Lo senti che è una conquista, un apprendimento. Io ho imparato a prendermi cura di me, ad ascoltare le mie emozioni, quelle più profonde che ti dicono di cosa hai bisogno veramente….e ora imparerò a gestirle. Non è qualcosa che hai o non hai, si può imparare. Però non avrei potuto farlo da sola, i miei pensieri, le mie paure mi divoravano e non vedevo niente di quello che mi circondava. Ogni cosa era una trappola, un impegno, una fatica, una prova; ora, invece, sono occasioni di conoscenza, di apprendimento, di divertimento, di sfida, di emozioni.

Ecco, la psicoterapia mi ha dato gli strumenti per ribaltare in questo modo il mio approccio alla vita. Mi sento di avere la mia dimensione, le mie caratteristiche, il mio posto, la mia bellezza i miei difetti. Dare gli strumenti non significa che qualcuno ti dice cosa e come fare, significa creare una persona autonoma che può stare nelle situazioni della vita senza esserne divorato.

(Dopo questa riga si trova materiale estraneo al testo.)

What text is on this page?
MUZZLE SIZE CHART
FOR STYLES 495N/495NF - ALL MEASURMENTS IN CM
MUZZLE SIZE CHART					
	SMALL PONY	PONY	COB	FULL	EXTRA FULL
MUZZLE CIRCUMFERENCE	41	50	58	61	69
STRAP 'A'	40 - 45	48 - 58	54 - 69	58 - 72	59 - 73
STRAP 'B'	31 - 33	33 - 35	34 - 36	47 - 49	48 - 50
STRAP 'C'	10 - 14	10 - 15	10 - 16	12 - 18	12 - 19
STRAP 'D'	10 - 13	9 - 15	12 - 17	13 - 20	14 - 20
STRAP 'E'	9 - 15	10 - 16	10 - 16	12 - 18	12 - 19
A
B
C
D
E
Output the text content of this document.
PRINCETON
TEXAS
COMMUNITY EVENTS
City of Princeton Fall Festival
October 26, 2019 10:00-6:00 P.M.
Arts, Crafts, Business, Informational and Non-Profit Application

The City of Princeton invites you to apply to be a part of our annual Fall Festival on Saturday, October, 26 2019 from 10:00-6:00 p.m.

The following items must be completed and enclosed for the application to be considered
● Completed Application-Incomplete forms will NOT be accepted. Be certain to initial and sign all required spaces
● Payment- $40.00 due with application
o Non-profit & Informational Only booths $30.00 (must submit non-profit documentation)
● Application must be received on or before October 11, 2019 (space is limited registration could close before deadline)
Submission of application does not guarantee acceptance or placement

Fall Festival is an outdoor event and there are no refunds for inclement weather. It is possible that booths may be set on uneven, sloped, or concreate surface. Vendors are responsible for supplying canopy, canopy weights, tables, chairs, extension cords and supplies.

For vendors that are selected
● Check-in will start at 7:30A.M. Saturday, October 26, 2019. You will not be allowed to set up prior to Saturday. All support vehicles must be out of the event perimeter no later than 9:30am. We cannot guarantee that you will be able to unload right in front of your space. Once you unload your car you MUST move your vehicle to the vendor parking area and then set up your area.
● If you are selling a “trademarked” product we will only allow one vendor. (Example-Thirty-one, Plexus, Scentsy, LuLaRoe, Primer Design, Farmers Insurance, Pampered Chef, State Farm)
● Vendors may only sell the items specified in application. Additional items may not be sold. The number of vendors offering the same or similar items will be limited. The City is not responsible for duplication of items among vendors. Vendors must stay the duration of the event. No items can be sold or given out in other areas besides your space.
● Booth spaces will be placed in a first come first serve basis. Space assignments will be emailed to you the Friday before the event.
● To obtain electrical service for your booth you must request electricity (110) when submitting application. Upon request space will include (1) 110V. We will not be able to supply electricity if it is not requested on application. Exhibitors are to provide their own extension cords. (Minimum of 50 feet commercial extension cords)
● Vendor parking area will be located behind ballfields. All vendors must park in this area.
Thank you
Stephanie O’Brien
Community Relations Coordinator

Adesso sento che sto viaggiando, e ovviamente ci sono momenti di tristezza, di smarrimento ma so che sono passaggi per nuovi percorsi, delle spinte; e lo so perché ho conosciuto, ho vissuto in prima persona le situazioni patologiche e riconosco la differenza. Queste sono distruttive, le altre sono trampolini di lancio.

Il mio percorso è iniziato tanti anni fa, ha visto dei momenti di pausa in cui io e lei ci siamo salutate, e dei ritorni in cui abbiamo ripreso a lavorare.

Sono immensamente grata a lei e al lavoro che svolge con tanta dedizione, serietà ed umanità; averla incontrata sul mio cammino è stato un dono di quella vita che proprio non riuscivo ad apprezzare e che ora, anche se a volte mi spaventa ancora, mi entusiasma e mi appartiene.

Grazie davvero, e spero che queste parole possano far riflettere qualcuno che come me si è sentito smarrito, solo e inerme: una strada è sicuramente la psicoterapia.

C’è così tanto da esplorare, e allora buon viaggio a tutti!